Bildiğim kadarıyla ikisi çıkıyorlardı, yani benim yanımda olmasının bir mantığı yoktu.

-Archie- "Biz çıkmıyoruz"

Sırıtarak sınıfa girmeden önce ona doğru baktım.

-Anna- "İlgilenmiyorum"

Archie'yi şaşkın bir şekilde bırakırken, suenin yanına oturdum.

-sue- "Uwu demek ikiniz"

Tam cevap vermek üzereyken chase benden önce davrandı.

-Chase- "Agathayla çıkıyor diye biliyordum, her neyse tebrikler."

Chase'e doğru baktım, elindeki kitabı sıkıca tutmuş kitaba doğru odaklanmıştı.

-Anna- "Biz çıkmıyoruz"

Chase elindeki kitabı bırakıp kalkmadan önce bana baktı.

-Chase- "İlgilenmiyorum."

Ne ne ne ne, bu Bi şaka olmalıydı. İnanamıyordum bu kadar benzememiz normal olamazdı değil mi? Arkasında bir adet şaşkın Anna bırakarak sınıftan çıktı, bende onun peşinden gitmek üzere sıradan kalktım.

-sue- "Hey nereye!?"

Sueye cevap vermeden, sınıftan çıktım sağa sola doğru baksamda chase'yi görememiștim. 5 dakikada kaybolmuş olamazdı değil mi.

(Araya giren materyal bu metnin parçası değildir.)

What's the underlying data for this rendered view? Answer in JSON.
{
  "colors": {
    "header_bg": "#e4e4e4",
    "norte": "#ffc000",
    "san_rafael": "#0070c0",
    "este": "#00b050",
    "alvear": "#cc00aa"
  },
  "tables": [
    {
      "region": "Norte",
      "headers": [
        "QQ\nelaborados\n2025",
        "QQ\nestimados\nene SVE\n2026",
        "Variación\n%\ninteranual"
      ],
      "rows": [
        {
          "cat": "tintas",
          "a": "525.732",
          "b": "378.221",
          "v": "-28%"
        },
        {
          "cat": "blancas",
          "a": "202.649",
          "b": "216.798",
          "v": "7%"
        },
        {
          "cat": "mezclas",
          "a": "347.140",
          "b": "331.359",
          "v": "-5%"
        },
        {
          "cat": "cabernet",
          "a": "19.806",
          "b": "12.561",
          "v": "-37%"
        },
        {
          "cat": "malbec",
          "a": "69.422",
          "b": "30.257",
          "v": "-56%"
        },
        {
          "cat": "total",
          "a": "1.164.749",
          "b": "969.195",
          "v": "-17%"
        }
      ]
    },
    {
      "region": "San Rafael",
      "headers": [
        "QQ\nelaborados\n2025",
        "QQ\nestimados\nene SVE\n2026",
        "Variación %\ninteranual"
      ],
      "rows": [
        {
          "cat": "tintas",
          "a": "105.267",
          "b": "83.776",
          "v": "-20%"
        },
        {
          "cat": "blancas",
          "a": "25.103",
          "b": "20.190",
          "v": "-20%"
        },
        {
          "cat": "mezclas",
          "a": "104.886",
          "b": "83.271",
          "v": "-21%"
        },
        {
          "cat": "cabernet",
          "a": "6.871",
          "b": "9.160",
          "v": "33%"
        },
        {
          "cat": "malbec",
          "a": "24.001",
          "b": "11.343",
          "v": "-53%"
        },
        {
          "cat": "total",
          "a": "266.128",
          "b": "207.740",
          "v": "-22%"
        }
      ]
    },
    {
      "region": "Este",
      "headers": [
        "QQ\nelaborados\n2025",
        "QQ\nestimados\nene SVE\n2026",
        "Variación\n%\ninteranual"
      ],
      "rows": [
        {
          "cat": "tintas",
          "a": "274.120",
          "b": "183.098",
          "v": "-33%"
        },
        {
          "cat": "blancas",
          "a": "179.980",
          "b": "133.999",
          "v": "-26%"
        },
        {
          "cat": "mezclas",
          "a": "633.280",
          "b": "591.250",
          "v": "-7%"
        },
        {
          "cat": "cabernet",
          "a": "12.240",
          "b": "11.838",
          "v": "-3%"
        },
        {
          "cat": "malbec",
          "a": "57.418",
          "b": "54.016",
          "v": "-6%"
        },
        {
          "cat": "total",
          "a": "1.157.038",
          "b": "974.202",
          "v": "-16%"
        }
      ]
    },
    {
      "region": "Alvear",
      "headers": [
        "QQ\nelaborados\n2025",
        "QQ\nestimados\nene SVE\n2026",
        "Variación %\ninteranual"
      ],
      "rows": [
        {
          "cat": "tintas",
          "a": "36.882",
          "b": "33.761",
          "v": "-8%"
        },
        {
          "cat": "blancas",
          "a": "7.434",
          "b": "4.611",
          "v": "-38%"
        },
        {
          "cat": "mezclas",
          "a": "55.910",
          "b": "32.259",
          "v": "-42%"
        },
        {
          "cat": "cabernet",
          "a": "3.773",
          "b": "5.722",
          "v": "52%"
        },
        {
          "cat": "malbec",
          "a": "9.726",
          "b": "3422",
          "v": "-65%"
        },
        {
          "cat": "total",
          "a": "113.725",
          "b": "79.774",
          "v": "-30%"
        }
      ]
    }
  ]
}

Her yere bakmıştım, tam 20 dakikadır okulun her köşesine bakmıştım. O an aklıma teras gelmişti burda değilse kesinlikle orda olmalıydı. Sağ koridora girerek merdivenleri üçer beşer çıktım.

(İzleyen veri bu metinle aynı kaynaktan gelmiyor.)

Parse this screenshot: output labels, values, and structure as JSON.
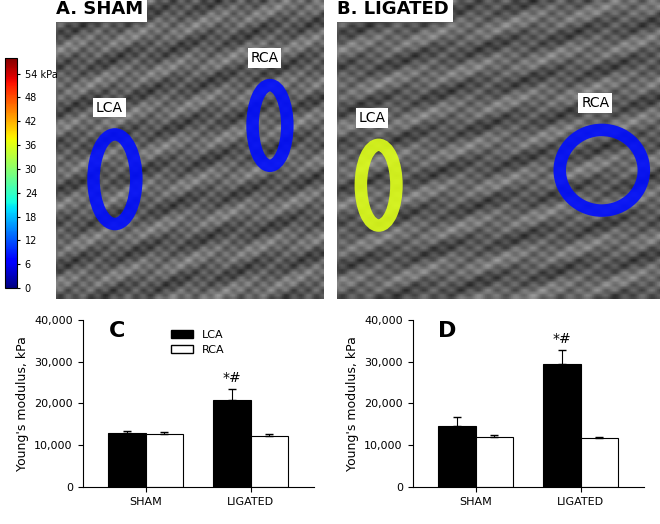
{
  "panels": [
    {
      "label": "A. SHAM",
      "vessels": [
        {
          "name": "LCA",
          "stiffness": 8
        },
        {
          "name": "RCA",
          "stiffness": 8
        }
      ]
    },
    {
      "label": "B. LIGATED",
      "vessels": [
        {
          "name": "LCA",
          "stiffness": 36
        },
        {
          "name": "RCA",
          "stiffness": 8
        }
      ]
    }
  ],
  "colorbar": {
    "range": [
      0,
      58
    ],
    "ticks": [
      {
        "value": 54,
        "label": "54 kPa"
      },
      48,
      42,
      36,
      30,
      24,
      18,
      12,
      6,
      0
    ]
  },
  "chart_data": [
    {
      "type": "bar",
      "label": "C",
      "y_label": "Young's modulus, kPa",
      "categories": [
        "SHAM",
        "LIGATED"
      ],
      "series": [
        {
          "name": "LCA",
          "color": "#000000",
          "values": [
            13000,
            20800
          ],
          "errors": [
            500,
            2600
          ]
        },
        {
          "name": "RCA",
          "color": "#ffffff",
          "values": [
            12700,
            12200
          ],
          "errors": [
            600,
            600
          ]
        }
      ],
      "ylim": [
        0,
        40000
      ],
      "yticks": [
        0,
        {
          "value": 10000,
          "label": "10,000"
        },
        {
          "value": 20000,
          "label": "20,000"
        },
        {
          "value": 30000,
          "label": "30,000"
        },
        {
          "value": 40000,
          "label": "40,000"
        }
      ],
      "legend": "upper center",
      "annotations": [
        {
          "text": "*#",
          "category": "LIGATED",
          "series": "LCA"
        }
      ]
    },
    {
      "type": "bar",
      "label": "D",
      "y_label": "Young's modulus, kPa",
      "categories": [
        "SHAM",
        "LIGATED"
      ],
      "series": [
        {
          "name": "LCA",
          "color": "#000000",
          "values": [
            14700,
            29400
          ],
          "errors": [
            2000,
            3300
          ]
        },
        {
          "name": "RCA",
          "color": "#ffffff",
          "values": [
            12000,
            11800
          ],
          "errors": [
            400,
            300
          ]
        }
      ],
      "ylim": [
        0,
        40000
      ],
      "yticks": [
        0,
        {
          "value": 10000,
          "label": "10,000"
        },
        {
          "value": 20000,
          "label": "20,000"
        },
        {
          "value": 30000,
          "label": "30,000"
        },
        {
          "value": 40000,
          "label": "40,000"
        }
      ],
      "annotations": [
        {
          "text": "*#",
          "category": "LIGATED",
          "series": "LCA"
        }
      ]
    }
  ]
}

Sert kapıyı omzumla iterek açtım. Chase'yi Agathayla öpüşürken bulmam bazı şeylerin açığa çıkmasına Sebep olmuştu. Neden bilmiyorum ama bu ne bileyim canımı yakmıştı.

Chase kapının sesini duyup, Agathanın dudaklarından ayrılmıștı.

Agatha ve Chase bana doğru dönerken olduğum yerde sabitlenmiştim, ne dudaklarımı haraket ettirebiliyordum ne de bu lanet terastan defolup gidebiliyordum. Sanki olduğum yerde sabitlenip kalmıştım.

Chase Agathaya kalkmasını işaret etmişti, Agatha yanımdan geçerken kulaklarıma doğru yaklaşıp fısıldamıștı.

-Agatha- "Bunu birine bile söylersen seni mahvederim Anna!"

Bir kaç saniye sonra, kapının gıcırtısı ve kapanma sesi gelmişti.

-Chase- "Burda ne işin var?"

Gözlerimi kapatıp derin bir nefes aldım, sonunda kendime gelebilmiștim.

-Anna- "hiç"

-Chase- "Peki"

Arkamı dönüp kapıyı açıp çıkmak üzereyken kapı birden sertçe kapandı. Arkamı dönmek için adım atmıșken, Chase'yi görmüştüm aramızda en fazla 3 cm vardı. Nefes alamıyorum şuan nefes alamıyorum. Kalbim atamiyordu gerçekten sadece kan pompamalasan olmazmıydı aptal kalbim?!

Tam beni öpmek için eğilmișken, kolunun altından çıktım.

-Anna- "ilk önce dudaklarını temizlersen sevinirim, Agathayı öptükten sonra beni öpebileceğinimi sanıyorsun?"

-
Vee son NQKWPSLWNQOW 5 DAKİKADA YAZDIM TAM OLARAK kendime inanamıyorum neyse umarım seversiniz. Of Anna idolumsun kız.